SkillWeaver: Webエージェントはスキルを発見・磨くことで自己改善できる

要旨

複雑な環境で生き残り繁栄するために、人間は環境探索を通じて洗練された自己改善メカニズムを進化させてきました。これには、経験を再利用可能なスキルとして階層的に抽象化し、協力的に拡大し続けるスキルレパートリーを構築することが含まれます。最近の進歩にもかかわらず、自律的なウェブエージェントは依然として重要な自己改善能力を欠いており、手続き的知識の抽象化、スキルの洗練、スキルの構成に苦戦しています。本研究では、SkillWeaverを紹介します。これは、再利用可能なスキルをAPIとして自律的に合成することでエージェントが自己改善できるスキル中心のフレームワークです。新しいウェブサイトが与えられると、エージェントは自律的にスキルを発見し、それらを実行して練習し、練習経験を堅牢なAPIに蒸留します。反復的な探索により、軽量でプラグアンドプレイ可能なAPIのライブラリが継続的に拡大され、エージェントの能力が大幅に向上します。WebArenaと実世界のウェブサイトでの実験により、SkillWeaverの有効性が実証され、それぞれ31.8%と39.8%の相対的成功率向上が達成されました。さらに、強力なエージェントによって合成されたAPIは、転移可能なスキルを通じて弱いエージェントを大幅に強化し、WebArenaで最大54.3%の改善をもたらしました。これらの結果は、多様なウェブサイトインタラクションをAPIに磨き上げ、それらをさまざまなウェブエージェント間でシームレスに共有できることの有効性を示しています。

English

To survive and thrive in complex environments, humans have evolved sophisticated self-improvement mechanisms through environment exploration, hierarchical abstraction of experiences into reuseable skills, and collaborative construction of an ever-growing skill repertoire.
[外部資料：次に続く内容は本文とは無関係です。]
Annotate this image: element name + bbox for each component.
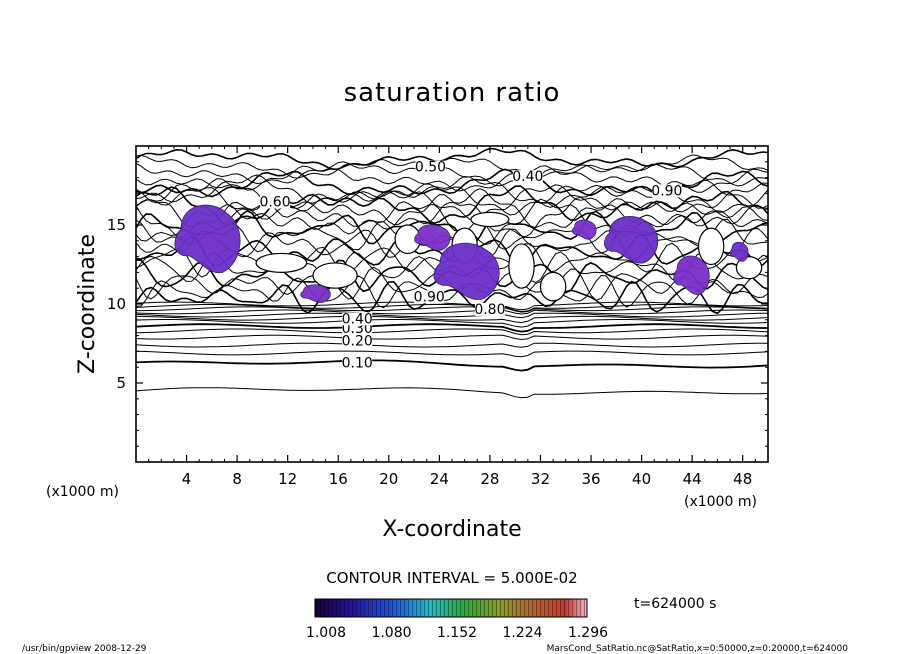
- contour-line: [136, 312, 768, 319]
- contour-label: 0.40: [512, 169, 543, 185]
- footer-left: /usr/bin/gpview 2008-12-29: [22, 644, 147, 654]
- x-tick-label: 44: [683, 470, 702, 488]
- supersaturation-region: [300, 284, 331, 303]
- contour-label-bg: [342, 356, 373, 370]
- y-axis-ticks: 5 10 15: [107, 161, 768, 447]
- plot-area: 0.500.400.600.900.100.200.300.400.900.80: [136, 147, 768, 399]
- contour-label-bg: [415, 160, 446, 174]
- supersaturation-region: [572, 219, 597, 240]
- contour-line: [136, 154, 768, 179]
- x-tick-label: 24: [430, 470, 449, 488]
- x-tick-label: 28: [480, 470, 499, 488]
- contour-line: [136, 161, 768, 187]
- contour-line: [136, 359, 768, 372]
- contour-interval-label: CONTOUR INTERVAL = 5.000E-02: [326, 569, 577, 587]
- contour-line: [136, 304, 768, 313]
- contour-label: 0.90: [414, 289, 445, 305]
- x-axis-ticks: 4 8 12 16 20 24 28 32 36 40 44 48: [148, 146, 756, 488]
- contour-line: [136, 319, 768, 328]
- supersaturation-region: [729, 241, 749, 262]
- supersaturation-region: [174, 204, 241, 273]
- contour-line: [136, 342, 768, 348]
- contour-line: [136, 227, 768, 260]
- clear-region: [312, 262, 358, 289]
- contour-line: [136, 301, 768, 311]
- contour-label-bg: [414, 290, 445, 304]
- x-tick-label: 8: [232, 470, 242, 488]
- contour-line: [136, 387, 768, 399]
- supersaturation-region: [673, 255, 710, 295]
- contour-line: [136, 209, 768, 246]
- contour-line: [136, 194, 768, 239]
- x-tick-label: 12: [278, 470, 297, 488]
- contour-line: [136, 328, 768, 336]
- x-tick-label: 40: [632, 470, 651, 488]
- y-tick-label: 15: [107, 216, 126, 234]
- footer-right: MarsCond_SatRatio.nc@SatRatio,x=0:50000,…: [547, 644, 849, 654]
- colorbar-tick-label: 1.224: [502, 625, 542, 641]
- contour-label-bg: [651, 184, 682, 198]
- contour-line: [136, 218, 768, 254]
- contour-line: [136, 188, 768, 230]
- contour-line: [136, 185, 768, 226]
- colorbar-tick-labels: 1.008 1.080 1.152 1.224 1.296: [306, 625, 608, 641]
- clear-region: [508, 243, 535, 289]
- contour-label-bg: [260, 195, 291, 209]
- contour-label: 0.90: [651, 183, 682, 199]
- colorbar-tick-label: 1.008: [306, 625, 346, 641]
- contour-label-bg: [474, 302, 505, 316]
- x-tick-label: 4: [182, 470, 192, 488]
- colorbar-frame: [314, 598, 588, 618]
- contour-label: 0.20: [342, 334, 373, 350]
- contour-label: 0.80: [474, 302, 505, 318]
- colorbar-stripes: [315, 599, 587, 617]
- contour-label: 0.50: [415, 160, 446, 176]
- x-axis-unit-left: (x1000 m): [46, 484, 119, 500]
- contour-line: [136, 280, 768, 315]
- contour-line: [136, 334, 768, 341]
- clear-region: [539, 271, 567, 302]
- contour-label-bg: [342, 312, 373, 326]
- contour-line: [136, 350, 768, 358]
- y-tick-label: 10: [107, 295, 126, 313]
- supersaturation-region: [433, 242, 500, 300]
- contour-line: [136, 274, 768, 309]
- y-axis-label: Z-coordinate: [75, 234, 100, 374]
- colorbar: [314, 598, 588, 618]
- clear-region: [697, 227, 725, 266]
- contour-line: [136, 309, 768, 315]
- clear-region: [735, 256, 763, 280]
- clear-region: [470, 211, 510, 228]
- contour-label-bg: [512, 170, 543, 184]
- colorbar-tick-label: 1.152: [437, 625, 477, 641]
- clear-region: [255, 252, 308, 274]
- contour-line: [136, 315, 768, 324]
- supersaturation-region: [414, 224, 451, 251]
- x-tick-label: 36: [581, 470, 600, 488]
- colorbar-tick-label: 1.080: [371, 625, 411, 641]
- contour-label: 0.10: [342, 356, 373, 372]
- x-tick-label: 20: [379, 470, 398, 488]
- chart-title: saturation ratio: [344, 78, 561, 108]
- x-tick-label: 48: [733, 470, 752, 488]
- contour-label: 0.40: [342, 311, 373, 327]
- x-tick-label: 32: [531, 470, 550, 488]
- supersaturation-region: [603, 216, 659, 264]
- colorbar-tick-label: 1.296: [568, 625, 608, 641]
- x-axis-label: X-coordinate: [382, 517, 521, 542]
- contour-line: [136, 323, 768, 333]
- x-axis-unit-right: (x1000 m): [684, 494, 757, 510]
- x-tick-label: 16: [329, 470, 348, 488]
- contour-label-bg: [342, 334, 373, 348]
- time-label: t=624000 s: [634, 596, 716, 612]
- y-tick-label: 5: [116, 374, 126, 392]
- contour-label: 0.60: [259, 194, 290, 210]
Despite recent advancements, autonomous web agents still lack crucial self-improvement capabilities, struggling with procedural knowledge abstraction, refining skills, and skill composition. In this work, we introduce SkillWeaver, a skill-centric framework enabling agents to self-improve by autonomously synthesizing reusable skills as APIs. Given a new website, the agent autonomously discovers skills, executes them for practice, and distills practice experiences into robust APIs. Iterative exploration continually expands a library of lightweight, plug-and-play APIs, significantly enhancing the agent's capabilities. Experiments on WebArena and real-world websites demonstrate the efficacy of SkillWeaver, achieving relative success rate improvements of 31.8% and 39.8%, respectively. Additionally, APIs synthesized by strong agents substantially enhance weaker agents through transferable skills, yielding improvements of up to 54.3% on WebArena. These results demonstrate the effectiveness of honing diverse website interactions into APIs, which can be seamlessly shared among various web agents.